2Diane Meur (DM) : Tout comme il est impossible de raconter une histoire sans référence au temps, il me paraît impossible de le faire sans référence à l’espace. Mais c’est peut-être quelque chose qui m’est propre, ou qui ne s’appliquerait pas à toute démarche d’écriture. Je me garderai donc d’ériger mon expérience en règle universelle.

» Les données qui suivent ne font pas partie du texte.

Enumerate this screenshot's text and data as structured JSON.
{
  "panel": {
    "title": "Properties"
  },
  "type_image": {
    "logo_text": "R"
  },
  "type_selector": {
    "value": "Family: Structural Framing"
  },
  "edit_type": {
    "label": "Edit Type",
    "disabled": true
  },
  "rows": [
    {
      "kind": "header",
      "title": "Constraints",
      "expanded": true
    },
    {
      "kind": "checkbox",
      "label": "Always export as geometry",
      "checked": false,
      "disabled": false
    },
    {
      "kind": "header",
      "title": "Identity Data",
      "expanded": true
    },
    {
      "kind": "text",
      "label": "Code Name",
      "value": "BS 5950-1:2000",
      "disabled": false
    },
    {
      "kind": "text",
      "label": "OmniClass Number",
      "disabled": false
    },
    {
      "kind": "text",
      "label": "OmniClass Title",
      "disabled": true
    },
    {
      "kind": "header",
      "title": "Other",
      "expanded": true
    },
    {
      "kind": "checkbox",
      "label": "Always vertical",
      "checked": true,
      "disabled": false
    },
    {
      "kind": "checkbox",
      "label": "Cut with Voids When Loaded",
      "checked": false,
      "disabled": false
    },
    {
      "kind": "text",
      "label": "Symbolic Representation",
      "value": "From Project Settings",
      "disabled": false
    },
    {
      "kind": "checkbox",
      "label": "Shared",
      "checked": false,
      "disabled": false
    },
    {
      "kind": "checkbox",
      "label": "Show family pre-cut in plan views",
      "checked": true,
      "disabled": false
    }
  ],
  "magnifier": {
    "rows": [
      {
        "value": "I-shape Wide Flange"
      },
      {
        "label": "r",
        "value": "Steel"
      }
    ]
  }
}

3Le fait est que mon imaginaire est très spatial et même géographique, je le constate dans mes rêves. En relisant ceux-ci pour les faire publier en anglais [2], j’ai été frappée de voir le nombre de fois où ils s’ouvrent sur une mention géographique précise, quoique parfois erronée. Quelques exemples : « Je suis à Bruxelles et je pars faire du jogging, du côté de la rue Vanderkindere et de l’avenue Bel-Air » (7 août 2008) ; « Je dois aller à Villeneuve-Saint-Georges, qui est une ancienne ville impériale avec des palais, des domaines entourés de murs, etc. ; un peu ce que Potsdam est à Berlin, y compris géographiquement. Au sud-ouest, donc » (31 décembre 2009) ; « Je suis à Montréal et je découvre avec beaucoup de plaisir qu’il y a un front de mer avec des marchands de glaces, une promenade en bois au soleil » (2 avril 2010) ; « Je me trouve à Ventspils, qui fait encore partie de l’Union soviétique et où l’on parle russe, avec des soldats de l’Armée rouge, etc. La ville est d’ailleurs traversée par le Rideau de fer, il y a un Ventspils-Est et un Ventspils-Ouest » (12 mai 2010) ; « Un quartier avec de longues rues, des domaines bordés de grilles, des ponts. J’ai le sentiment géographique que c’est dans le coin d’un quadrilatère dont deux bords sont le boulevard Raspail et le boulevard Montparnasse, même si ça n’y ressemble pas du tout » (4 novembre 2010).

4On dirait bien que même en rêve, je me trouve toujours quelque part sur la carte, et que je ne suis pas capable d’imaginer sans la conscience d’être, physiquement, en un endroit particulier. Et cette présence aux lieux presque physique doit probablement marquer aussi ma fiction. Même dans ceux de mes romans qui campent une géographie complètement inventée, comme Les Villes de la plaine, les lieux n’ont rien de métaphorique ni d’abstrait, et plus généralement ils ne sont pas pour moi un « cadre », une « toile de fond » : c’est une spatialité que je vois vraiment en trois dimensions, que je peux parcourir, etc. Ou, plus exactement, qui se développe, se prolonge, s’enrichit de détails à mesure que je la parcours.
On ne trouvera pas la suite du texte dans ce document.